Um homem, ao cantar, desenha com sons um labirinto.

Um homem, ao saber-se, descobre-se derivado e à deriva.
O ofício de traduzi-lo é tão cartográfico quanto o de ocultá-lo;
Demanda o uso de bússolas raras - as que apontem para dentro.

Um homem, ao saber-se, está prestes a se tornar terrivelmente perigoso.

[Dos: POEMAS RECÉM-NASCIDOS]



sexta-feira, 24 de fevereiro de 2012

INSTÂNCIA CADENCIADA



 [Imagem: Eric Fischl - A Corrida
Vídeo: The Wallflowers - Three Marlenas] 

Resisto a tua espada
E à ponta de teus chifres.
Às investidas urgentes
Com que me queres abalroar;
Resisto ao teu ferrão,
Ao teu ranger de dentes.

Só o teu espírito me perfura.

As farpas com que me coses
Têm cores e sentidos;
De modo que me veja, onde antes era alvo,
Inteiramente colorido.
Com cores lancinantes,
Com cores que ouvem e murmuram.

As margens da estrada permanecem calmas.
Pousou a poeira sobre as emergências
E estancou a artéria do tempo, que vazava.
A poeira sobre mim, repousa,
E tudo com que me atacavas
Parece-me inofensivo.

Resisto ao arpão com que me queres encantar,
Não por temê-lo,
Mas por ter certeza que jamais me o acertaria.

Só o teu espírito me perfura.

[Dos: POEMAS RECÉM-NASCIDOS]


terça-feira, 21 de fevereiro de 2012

PÉTALA POR PÉTALA



 [Imagem: Anjo caído - Miguel Angel Eugui
Vídeo: Não vou me adaptar - Arnaldo Antunes e Nando Reis]

Pétala por pétala
Me sublimo
Tanto mais caem-me pétalas
Tanto mais eu as lastimo.

Pétala por pétala
Me desfolho
Até que sobre de mim
Só o que caiba em teus olhos.

Pétala por pétala
Me desgasto
Adiante vão as imagens
Para trás restam os rastros.

Pétala por pétala
Me debulho
Como pombos que, calados,
Debulhassem seus arrulhos.

Pétala por pétala
Bolha e escuma.
Pétala por pétala
Uma por uma.
[Dos: POEMAS RECÉM-NASCIDOS]

quarta-feira, 15 de fevereiro de 2012

VOLATILÍSSIMA



[Imagem: Mind pollution - Laura Wächter
Vídeo: Paciência (versão acústica) - Lenine]
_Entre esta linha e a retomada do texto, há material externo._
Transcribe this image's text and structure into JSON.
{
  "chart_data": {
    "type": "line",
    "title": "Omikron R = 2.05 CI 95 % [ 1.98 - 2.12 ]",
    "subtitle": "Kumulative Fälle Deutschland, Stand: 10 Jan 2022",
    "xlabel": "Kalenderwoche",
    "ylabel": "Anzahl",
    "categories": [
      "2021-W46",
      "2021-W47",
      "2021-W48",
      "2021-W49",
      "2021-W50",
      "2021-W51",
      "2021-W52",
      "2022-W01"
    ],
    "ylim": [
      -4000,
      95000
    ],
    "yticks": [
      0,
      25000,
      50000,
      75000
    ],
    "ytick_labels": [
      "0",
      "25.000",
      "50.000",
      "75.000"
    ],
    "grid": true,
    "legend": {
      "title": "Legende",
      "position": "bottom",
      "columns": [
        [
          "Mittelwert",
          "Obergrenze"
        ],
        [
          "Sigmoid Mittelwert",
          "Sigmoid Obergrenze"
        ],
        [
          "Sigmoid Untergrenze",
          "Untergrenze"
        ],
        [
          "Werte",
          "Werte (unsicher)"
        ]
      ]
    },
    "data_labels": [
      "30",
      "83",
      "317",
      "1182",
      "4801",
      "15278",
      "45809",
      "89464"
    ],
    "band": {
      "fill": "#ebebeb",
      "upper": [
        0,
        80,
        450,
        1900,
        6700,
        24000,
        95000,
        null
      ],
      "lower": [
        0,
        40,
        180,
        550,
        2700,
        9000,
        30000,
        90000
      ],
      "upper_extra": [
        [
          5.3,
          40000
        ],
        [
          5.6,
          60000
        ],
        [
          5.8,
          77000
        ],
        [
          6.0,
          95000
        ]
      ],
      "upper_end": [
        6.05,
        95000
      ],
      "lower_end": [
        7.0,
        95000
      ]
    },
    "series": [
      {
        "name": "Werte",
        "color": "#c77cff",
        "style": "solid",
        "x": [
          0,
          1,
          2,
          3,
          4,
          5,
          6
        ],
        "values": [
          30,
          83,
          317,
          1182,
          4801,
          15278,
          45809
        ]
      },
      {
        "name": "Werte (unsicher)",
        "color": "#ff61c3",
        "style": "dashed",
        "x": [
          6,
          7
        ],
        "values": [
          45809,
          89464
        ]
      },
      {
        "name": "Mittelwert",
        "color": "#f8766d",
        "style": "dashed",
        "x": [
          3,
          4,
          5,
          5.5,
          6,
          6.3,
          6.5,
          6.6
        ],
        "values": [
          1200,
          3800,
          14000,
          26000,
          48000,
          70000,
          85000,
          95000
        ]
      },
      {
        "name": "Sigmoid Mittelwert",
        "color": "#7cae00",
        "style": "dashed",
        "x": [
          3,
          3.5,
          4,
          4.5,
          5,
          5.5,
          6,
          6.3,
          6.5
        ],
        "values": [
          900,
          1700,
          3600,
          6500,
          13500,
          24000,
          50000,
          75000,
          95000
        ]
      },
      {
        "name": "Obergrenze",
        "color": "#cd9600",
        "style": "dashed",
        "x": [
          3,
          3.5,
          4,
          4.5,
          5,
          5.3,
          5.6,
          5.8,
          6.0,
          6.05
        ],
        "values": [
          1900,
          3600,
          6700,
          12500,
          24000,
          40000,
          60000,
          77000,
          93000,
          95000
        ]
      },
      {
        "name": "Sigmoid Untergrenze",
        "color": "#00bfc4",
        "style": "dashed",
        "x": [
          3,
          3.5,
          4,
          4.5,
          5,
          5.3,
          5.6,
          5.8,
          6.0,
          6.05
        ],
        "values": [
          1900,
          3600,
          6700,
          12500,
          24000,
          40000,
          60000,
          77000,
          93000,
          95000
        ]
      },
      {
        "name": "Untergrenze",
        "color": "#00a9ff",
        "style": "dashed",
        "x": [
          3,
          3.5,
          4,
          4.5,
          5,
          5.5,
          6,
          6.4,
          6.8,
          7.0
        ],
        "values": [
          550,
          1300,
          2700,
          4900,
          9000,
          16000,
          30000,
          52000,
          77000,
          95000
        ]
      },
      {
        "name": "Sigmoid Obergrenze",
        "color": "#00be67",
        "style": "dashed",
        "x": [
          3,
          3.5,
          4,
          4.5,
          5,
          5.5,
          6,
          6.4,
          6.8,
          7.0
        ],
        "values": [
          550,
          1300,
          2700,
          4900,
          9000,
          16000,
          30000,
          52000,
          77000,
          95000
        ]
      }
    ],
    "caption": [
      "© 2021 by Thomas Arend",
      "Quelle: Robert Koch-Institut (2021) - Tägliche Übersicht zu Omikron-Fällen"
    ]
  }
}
A paisagem se dobra no horizonte
Crescendo para o alto.
É um origami assimétrico assustador;
Grotesco e comovente
Como a imagem de uma pastora acalantando com os olhos
Os esqueletos de seus antigos animais.

Sob a abóbada gravitam meus conflitos,
Marimbondos, vespas, corvos enferrujados
Rangendo asas. Zunindo. Crepitando palidamente
Ferrões curvos, contundentes.

Da calma permanece o cheio, as derradeiras notas.

Volatilizada, esvazia o ambiente
Com a pressa própria dos desesperados.

Restam, ainda, inertes e despedaçados,
Os cacos do recipiente que a continha.